GNPS Metabolomics Workbench ST001314 - GNPS Metabolomic Profiles of Pancreatic b-Cells and Islets Exposed to Arsenic, Islets (part-II)

b'Type-2 diabetes (T2D) is a complex metabolic disorder that affects hundreds of millions of people world-wide and is a growing public health concern. Despite recent advances in T2D research, the etiology of this disease and the mechanisms underlying the metabolic defects remain poorly understood. While obesity is thought to be the main cause for the rising prevalence of T2D, obesity alone cannot explain differences in the trends of T2D among different geographical regions and populations. Growing evidence suggests that environmental exposures to toxic and diabetogenic substances must play important roles. Inorganic arsenic (iAs) is a naturally occurring toxic metalloid. Hundreds of millions of people worldwide are exposed to unsafe levels of iAs in drinking water and food. iAs is a potent carcinogen, but iAs exposure has also been linked to increase risk of T2D. While the link between iAs exposure and T2D is well-established, the mechanisms underlying the diabetogenic effects of iAs exposure remain unclear. Results of our previously published and ongoing studies suggest that pancreatic islets are a primary target for iAs and its metabolites and that impaired insulin secretion by islets is the mechanism by which iAs exposure leads to diabetes.
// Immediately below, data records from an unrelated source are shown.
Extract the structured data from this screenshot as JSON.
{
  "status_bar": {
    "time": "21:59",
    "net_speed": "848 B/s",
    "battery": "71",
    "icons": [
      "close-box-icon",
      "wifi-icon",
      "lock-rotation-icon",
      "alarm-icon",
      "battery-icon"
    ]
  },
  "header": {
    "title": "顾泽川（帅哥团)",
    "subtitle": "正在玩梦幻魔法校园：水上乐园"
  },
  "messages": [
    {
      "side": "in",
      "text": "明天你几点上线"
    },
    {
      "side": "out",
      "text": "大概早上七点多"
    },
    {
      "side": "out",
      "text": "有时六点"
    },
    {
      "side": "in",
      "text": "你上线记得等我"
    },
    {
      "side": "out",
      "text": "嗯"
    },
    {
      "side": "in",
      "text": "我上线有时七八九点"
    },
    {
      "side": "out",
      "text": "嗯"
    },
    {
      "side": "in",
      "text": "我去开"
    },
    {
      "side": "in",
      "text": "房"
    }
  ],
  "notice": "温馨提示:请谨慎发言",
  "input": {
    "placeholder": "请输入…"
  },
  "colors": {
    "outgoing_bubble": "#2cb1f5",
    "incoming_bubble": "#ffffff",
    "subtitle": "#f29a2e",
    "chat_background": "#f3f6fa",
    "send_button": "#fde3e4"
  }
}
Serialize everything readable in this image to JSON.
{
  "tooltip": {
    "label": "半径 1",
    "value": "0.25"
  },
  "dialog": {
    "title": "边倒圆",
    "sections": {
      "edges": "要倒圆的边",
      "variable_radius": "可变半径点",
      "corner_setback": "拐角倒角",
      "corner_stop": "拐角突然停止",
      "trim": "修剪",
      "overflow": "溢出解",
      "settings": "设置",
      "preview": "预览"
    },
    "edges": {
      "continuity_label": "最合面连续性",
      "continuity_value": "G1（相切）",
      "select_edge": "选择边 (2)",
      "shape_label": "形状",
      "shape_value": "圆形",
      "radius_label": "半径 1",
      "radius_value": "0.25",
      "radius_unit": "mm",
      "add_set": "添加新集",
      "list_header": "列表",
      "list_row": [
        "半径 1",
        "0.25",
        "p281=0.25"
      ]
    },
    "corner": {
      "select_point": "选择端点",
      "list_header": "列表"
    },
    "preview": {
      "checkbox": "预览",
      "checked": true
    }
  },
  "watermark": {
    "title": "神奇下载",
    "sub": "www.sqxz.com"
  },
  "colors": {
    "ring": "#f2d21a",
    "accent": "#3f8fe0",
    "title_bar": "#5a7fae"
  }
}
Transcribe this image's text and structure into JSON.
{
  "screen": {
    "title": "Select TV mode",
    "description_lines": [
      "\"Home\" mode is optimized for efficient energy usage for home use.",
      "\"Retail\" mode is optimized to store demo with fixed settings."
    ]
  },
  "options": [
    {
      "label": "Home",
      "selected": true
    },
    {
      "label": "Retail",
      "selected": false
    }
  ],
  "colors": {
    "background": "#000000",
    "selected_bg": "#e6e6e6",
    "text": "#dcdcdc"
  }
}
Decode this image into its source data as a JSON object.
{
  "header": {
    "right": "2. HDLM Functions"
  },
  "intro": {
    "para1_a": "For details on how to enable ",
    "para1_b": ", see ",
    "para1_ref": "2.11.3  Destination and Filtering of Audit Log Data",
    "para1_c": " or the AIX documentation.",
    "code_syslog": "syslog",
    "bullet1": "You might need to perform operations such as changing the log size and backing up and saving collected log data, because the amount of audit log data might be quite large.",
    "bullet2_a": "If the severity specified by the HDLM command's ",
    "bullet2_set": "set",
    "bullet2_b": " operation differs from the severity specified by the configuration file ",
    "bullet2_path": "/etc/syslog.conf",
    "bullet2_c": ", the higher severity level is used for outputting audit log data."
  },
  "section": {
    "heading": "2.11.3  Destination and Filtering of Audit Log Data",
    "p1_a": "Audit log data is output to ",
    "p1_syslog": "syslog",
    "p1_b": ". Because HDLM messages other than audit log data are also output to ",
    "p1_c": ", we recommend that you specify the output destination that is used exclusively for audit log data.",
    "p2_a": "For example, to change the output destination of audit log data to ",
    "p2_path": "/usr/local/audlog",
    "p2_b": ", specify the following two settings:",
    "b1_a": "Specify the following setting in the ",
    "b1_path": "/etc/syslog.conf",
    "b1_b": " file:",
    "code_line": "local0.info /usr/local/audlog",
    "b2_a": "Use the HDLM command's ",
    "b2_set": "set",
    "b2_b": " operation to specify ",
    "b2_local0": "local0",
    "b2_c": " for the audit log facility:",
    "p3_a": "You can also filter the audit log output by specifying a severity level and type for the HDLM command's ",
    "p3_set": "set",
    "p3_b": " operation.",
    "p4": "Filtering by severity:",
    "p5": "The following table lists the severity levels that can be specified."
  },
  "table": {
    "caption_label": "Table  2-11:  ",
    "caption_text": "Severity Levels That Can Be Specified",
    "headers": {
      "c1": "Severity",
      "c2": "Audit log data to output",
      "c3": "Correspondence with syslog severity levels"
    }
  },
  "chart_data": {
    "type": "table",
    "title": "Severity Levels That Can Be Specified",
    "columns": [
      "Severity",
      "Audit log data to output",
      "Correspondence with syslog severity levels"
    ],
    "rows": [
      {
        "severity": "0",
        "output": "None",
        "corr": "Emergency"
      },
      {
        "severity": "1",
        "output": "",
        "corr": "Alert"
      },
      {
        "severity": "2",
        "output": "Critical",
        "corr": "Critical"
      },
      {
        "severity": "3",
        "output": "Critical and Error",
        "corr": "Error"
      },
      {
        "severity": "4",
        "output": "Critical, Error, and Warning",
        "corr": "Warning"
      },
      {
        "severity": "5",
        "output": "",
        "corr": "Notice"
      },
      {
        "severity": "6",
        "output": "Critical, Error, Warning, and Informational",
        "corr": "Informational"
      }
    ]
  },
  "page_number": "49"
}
The proposed project will use metabolomics to identify metabolic pathways in -cells that are targeted by iAs and its metabolites, monomethyl-As (MAs) and dimethyl-As (DMAs). The metabolomics data combined with results of our ongoing mechanistic studies will provide a comprehensive picture of the metabolic dysfunction leading to the development of diabetes in individuals exposed to iAs and of the molecular mechanisms that underlie this dysfunction. Identifying the affected pathways and mechanisms will ultimately help to improve strategies for prevention and/or treatment of T2D associated with chronic exposure to iAs.'

2型糖尿病（Type-2 diabetes, T2D）是一种复杂的代谢紊乱疾病，全球数亿人受其困扰，已成为日益严峻的公共卫生问题。尽管近年来T2D研究取得了一定进展，但该病的病因及代谢缺陷背后的机制仍不甚明晰。虽然肥胖被认为是T2D患病率上升的主要诱因，但仅用肥胖无法解释不同地理区域和人群间T2D流行趋势的差异。越来越多的证据表明，环境暴露于有毒及致糖尿病物质必然发挥着重要作用。 无机砷（inorganic arsenic, iAs）是一种天然存在的有毒类金属。全球范围内有数亿人通过饮用水和食物接触到不安全水平的无机砷。无机砷是强效致癌物，但其暴露还与T2D风险升高相关。尽管无机砷暴露与T2D之间的关联已得到广泛证实，但无机砷暴露产生致糖尿病效应的潜在机制仍不明确。 我们已发表及正在进行的研究结果表明，胰腺胰岛是无机砷及其代谢产物的主要靶标，胰岛胰岛素分泌受损是无机砷暴露引发糖尿病的作用机制。本拟开展的研究将利用代谢组学（metabolomics）技术，鉴定无机砷及其代谢产物一甲基砷（monomethyl-As, MAs）与二甲基砷（dimethyl-As, DMAs）所靶向的胰岛β细胞代谢通路。将代谢组学数据与我们正在进行的机制研究结果相结合，将为阐明无机砷暴露个体发生糖尿病时的代谢功能障碍，以及该功能障碍背后的分子机制提供全面的认知图景。明确受影响的通路与机制，最终将有助于优化与慢性无机砷暴露相关的T2D的预防和/或治疗策略。